At 1:45 p.m., I laced up Polo and Clover as if we were going for a walk. They headed straight to the back gate, ready for a second trip through the neighborhood. When I gently pulled their leashes in the opposite direction, the direction of the car, Clover immediately sat down and refused to budge. She knew we were headed for the vet.
Poor Polo didn’t know. She’s never sick. She just gets shots and boarded once a year. But Clover has had all sorts of things, including surgery to remove some weird calcium deposits in an elbow. She knows.

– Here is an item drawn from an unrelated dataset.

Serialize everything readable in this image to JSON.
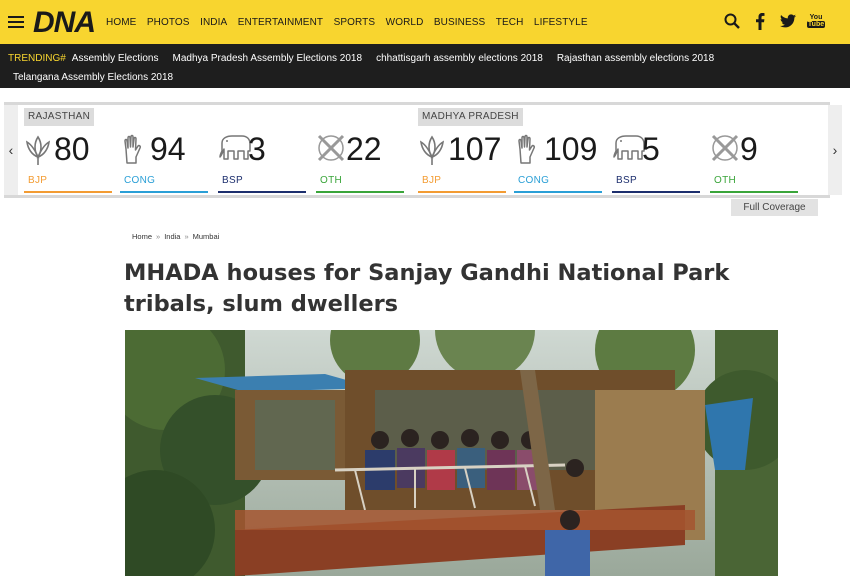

When we arrived at the vet, Polo remembered, “Ah, yes. This is the place for shots.” She spent as much time as she could for the rest of the appointment hiding under a bench. Clover cried nonstop. My children were better behaved as toddlers at the pediatrician’s.
The name of the veterinary office we use is called Compassionate Care Animal Hospital, and compassion is the operative word. The super sweet receptionist bent down to pet Polo and Clover when we arrived. Another vet tech heard Polo and Clover were there and came in just to say hi.
The vet knows them by sight. We live in town, but he and a lot of other folks live in the country. He said his wife wanted him to find a dog that would not chase chickens but would chase foxes. He told her that was a lost cause.
I bet that kind of anecdote doesn’t come up in big-city vet offices.
The vet asked about my kids. He remembered that the first time I brought in Polo and Clover, the kids came with me, each clutching a new puppy. I said they were both in high school now, and the vet shook his head. “They grow up fast,” he said.
“It takes awhile before they listen to you, before they decide Mom was right,” said a new vet tech I didn’t know, who was assisting in the examination.
“How long does it take?” I asked her.
“Oh, it took both of mine a year or two of college,” she said.
I sighed. “Okay.”
“They just have to learn some things on their own. It’s like a right of passage. You can’t tell them anything. Not like these guys,” she said, nuzzling Clover while she held her steady to receive two shots.
I suppose she’s right. These dogs are now 4 1/2 years old, well past their teenage years in dog time. They have never once talked back to me.